Taking it back to the roots of Mexico, child abuse is so prominent that 7 out of 10 children are sexually abused yearly and over 50% of the women. This is important to understand because a lot of the Hispanic and Latino community are immigrants to the United States and most of these individuals carry with them cultural norms that have held the taboo of sexual abuse together. These norms include machismo, marianismo, and familismo. Machismo is defined as a strong sense of masculine pride. Marianismo is the ideal role of a woman. Familismo is the idea of a family centered family, with close relationships within the large extended family. These three cultural practices are crucial to the taboo practices.

For centuries Hispanic women have tolerated machismo. Many women put up with their husbands raping them because they believed that it was their duty to listen to their husbands without needing to consent. When speaking of marianismo, women were expected to be housewives, listen to their husband, and be honest to their husbands regardless of their husband’s behavior. Familismo has become an area of concern between the Hispanic and Latino communities. According to rainn.org 4/5 of assaults are committed by someone you know. Families who practice familismo prefer to keep issues and secrets within the family. In my case my family refused to believe that my perpetrator was the person I said it was because they are a close blood relative. After I came out about my assault, they shut me out and refused to talk about it again. These are issues that need to be addressed and talked about in order to break the silence.

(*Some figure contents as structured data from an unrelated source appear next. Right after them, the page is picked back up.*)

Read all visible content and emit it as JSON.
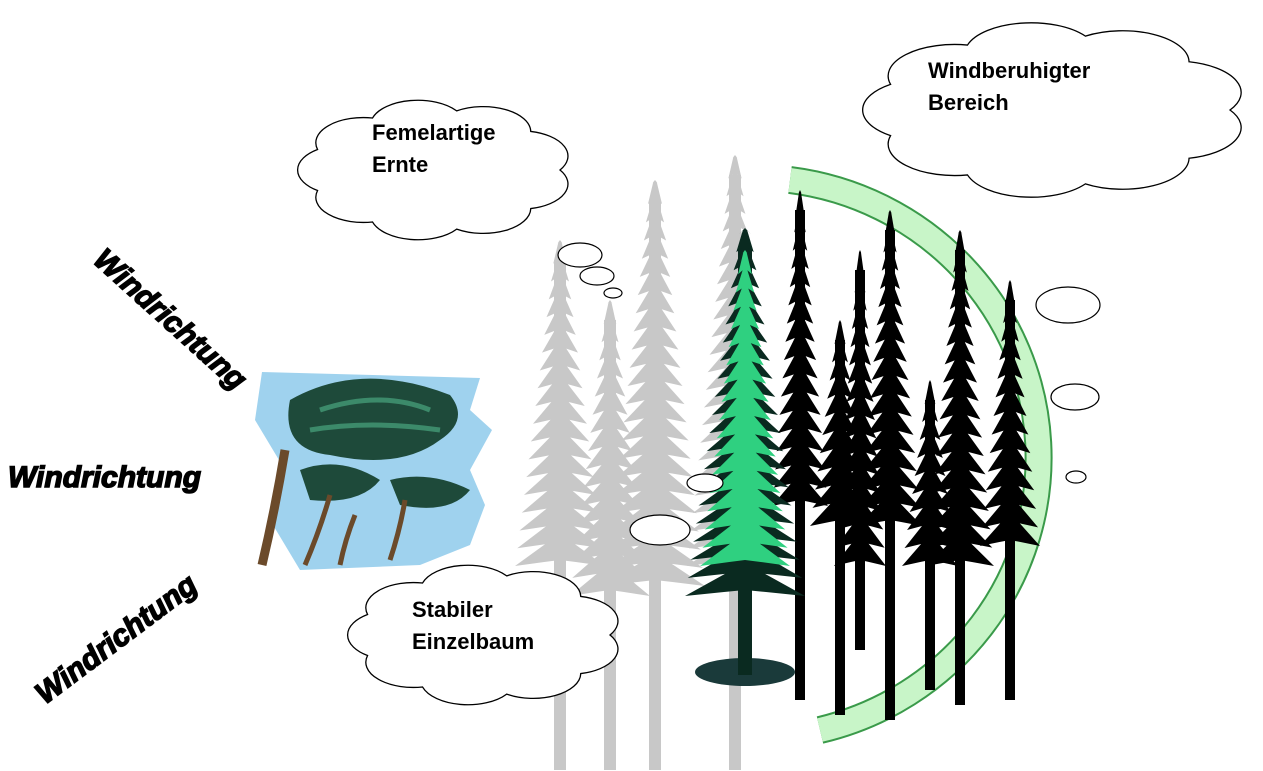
{
  "clouds": [
    {
      "lines": [
        "Femelartige",
        "Ernte"
      ]
    },
    {
      "lines": [
        "Windberuhigter",
        "Bereich"
      ]
    },
    {
      "lines": [
        "Stabiler",
        "Einzelbaum"
      ]
    }
  ],
  "wind_labels": [
    "Windrichtung",
    "Windrichtung",
    "Windrichtung"
  ]
}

Silencing victims and breaking Hispanic culture norms is crucial for change and for the health of survivors. Survivors need a good support system in order to get through the trauma and affects of sexual assault and many times that support system is the family.

So what can you do to break the silence?

SPEAK OUT! Speaking out can include being a good bystander, educating others about this issue, educating yourself further, becoming an advocate against sexual assault, and being an activist against sexual assault.